SunCube FemtoSat Satellite Can Be Launched into Orbit for $3,000
For the price of a Vespa you can have your own tiny moon.
In 1998 Stanford and California Poly worked some sorcery on space exploration, introducing the CubeSat. About 11 centimeters per side and weighing 1.33 kilograms, it’s a tiny solar-powered satellite launched as a secondary payload. For instance, when NASA launches one of its huge Voyager-looking spacecraft, the payload bay would contain a box called a P-POD, and inside that P-POD are three Cubesats. After the Voyager is ejected, the P-POD opens up and a spring – just like a jack-in-the-box – hurls three Cubesats into low-Earth orbit.
The witchery comes in the CubeSat being around $50,000 to build out of off-the-shelf parts, with design-to-launch capable in three years, and costing about $100,000 to launch into space. That’s not couch money, but every one of those specs is orders of magnitude less than the equivalent for a traditional satellite; launch fees alone run from $60,000 to $70,000 per kilogram. Everyone from universities to NASA to the US National Reconnaissance Office to private companies is building them to take pictures, test future technology, land on asteroids, or conduct biology experiments. They’ve been called “The Model T of satellites,” 140 of them were launched in 2014 alone.

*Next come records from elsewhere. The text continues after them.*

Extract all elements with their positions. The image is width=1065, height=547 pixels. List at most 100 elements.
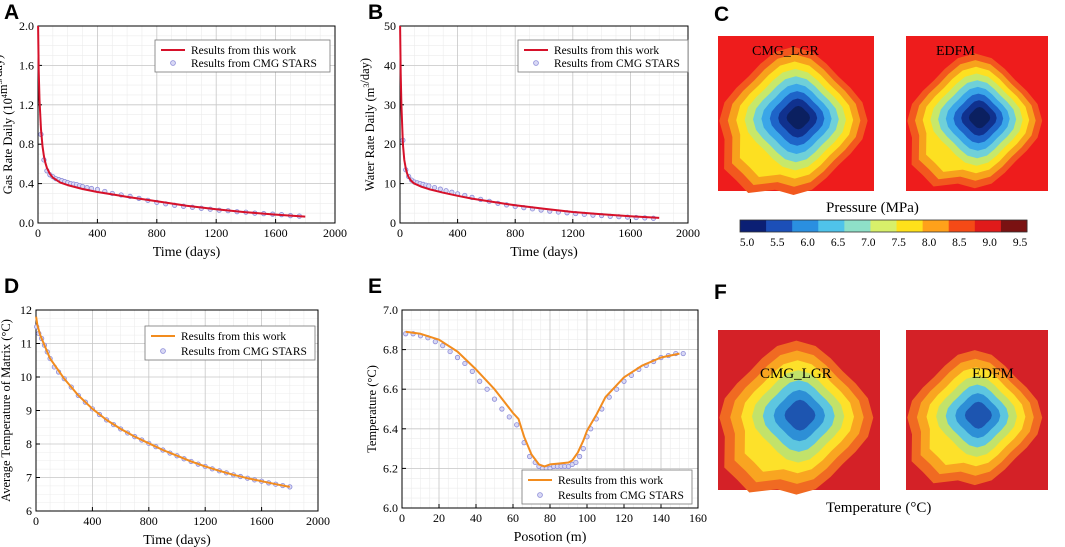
data-point: [447, 348, 453, 355]
y-axis-label: Temperature (°C): [365, 365, 379, 453]
y-axis-label: Average Temperature of Matrix (°C): [0, 319, 13, 502]
y-tick-label: 20: [384, 137, 396, 151]
colorbar-frame: [739, 219, 1028, 233]
y-tick-label: 6.4: [383, 422, 398, 436]
series-this-work-line: [405, 330, 680, 468]
legend-box: [521, 469, 693, 505]
data-point: [621, 378, 627, 384]
x-tick-label: 20: [433, 511, 445, 525]
data-point: [484, 386, 490, 392]
series-this-work-line: [399, 25, 660, 219]
colorbar-tick-label: 5.0: [740, 237, 755, 249]
plot-frame: [401, 309, 699, 509]
data-point: [454, 354, 461, 361]
x-axis-label: Time (days): [510, 245, 578, 260]
colorbar-segment: [948, 220, 976, 232]
plot-frame: [37, 25, 336, 224]
y-tick-label: 6.0: [383, 501, 398, 515]
legend-box: [517, 39, 689, 73]
y-tick-label: 6: [26, 504, 32, 518]
data-point: [499, 406, 505, 412]
y-tick-label: 0: [390, 216, 396, 230]
x-tick-label: 40: [470, 511, 482, 525]
y-tick-label: 11: [20, 337, 32, 351]
contour-band: [968, 107, 991, 129]
colorbar-segment: [922, 220, 950, 232]
x-axis-label: Time (days): [143, 533, 211, 547]
contour-band: [786, 105, 810, 130]
x-tick-label: 2000: [676, 226, 700, 240]
contour-band: [784, 399, 816, 431]
y-tick-label: 1.2: [19, 98, 34, 112]
legend-label-this-work: Results from this work: [554, 45, 659, 57]
data-point: [440, 343, 446, 349]
colorbar-tick-label: 8.0: [922, 237, 937, 249]
pressure-colorbar: 5.0 5.5 6.0 6.5 7.0 7.5 8.0 8.5 9.0 9.5: [739, 219, 1028, 249]
y-tick-label: 40: [384, 58, 396, 72]
colorbar-segment: [792, 220, 819, 232]
x-tick-label: 100: [578, 511, 596, 525]
plot-frame: [35, 309, 319, 512]
y-tick-label: 6.2: [383, 461, 398, 475]
y-tick-label: 1.6: [19, 58, 34, 72]
colorbar-segment: [844, 220, 871, 232]
data-point: [491, 396, 498, 402]
colorbar-segment: [1000, 220, 1028, 232]
x-tick-label: 160: [689, 511, 707, 525]
legend-marker-swatch: [160, 348, 166, 354]
y-tick-label: 50: [384, 19, 396, 33]
x-tick-label: 400: [83, 514, 101, 528]
colorbar-tick-label: 9.5: [1013, 237, 1028, 249]
y-tick-label: 8: [26, 437, 32, 451]
series-this-work-line: [35, 316, 290, 488]
x-tick-label: 1600: [264, 226, 288, 240]
y-tick-label: 7.0: [383, 303, 398, 317]
data-point: [514, 422, 520, 428]
x-tick-label: 120: [615, 511, 633, 525]
data-point: [462, 360, 468, 367]
colorbar-segment: [740, 220, 767, 232]
colorbar-segment: [818, 220, 845, 232]
x-tick-label: 0: [35, 226, 41, 240]
x-tick-label: 140: [652, 511, 670, 525]
colorbar-tick-label: 7.5: [891, 237, 906, 249]
x-tick-label: 2000: [306, 514, 330, 528]
y-tick-label: 9: [26, 404, 32, 418]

Professor Jekan Thangavelautham and two graduate students at Arizona State University’s Space and Terrestrial Robotic Exploration (SpaceTREx) Laboratory figured that if the CubeSat plays small ball, they could play smaller. Enter the SunCube FemtoSat, which is three centimeters per side and weighs 35 grams. One third the size and weight of a CubeSat, it diminishes every financial and time investment by more than an order of magnitude: the research team says a SunCube FemtoSat can be built in months for a couple hundred dollars, costs $1,000 to send to the International Space Station and $3,000 to put in low-Earth Orbit. The price could halve when reusable-first-stage rockets become the norm.
As CubeSats piggyback on a rocket payload, FemtoSats piggyback on CubeSats, designed so that nine fit inside a standard Cubesat in their own launcher called an F-POD. Once above Earth the CubeSat spring-launches its payload, the F-POD pops out and, also spring-powered, launches its payload of nine tiny electronic moons.
The low cost is enabled by off-the-shelf components – with great smartphones come great power – and DIY solutions like buying scrap solar panels at a discount and cutting them to FemtoSat size. The diminutive constraints mean limited electronics options, like UHF and S-band chipsets because there’s no X-band set small enough, but the team is working that out.
Thangavelautham and the two students happened upon the discovery while devising a solution to how to perform large satellite tasks with “swarms of disposable craft.” They say that three interconnected FemtoSats can be fitted with a propulsion system and be used to haul a payload or scan spacecraft in orbit for damage. They want to get their first prototype into orbit in 2017, the ultimate goal being “space for everybody.” And depending on who you ask, that could mean space junk for everybody, too.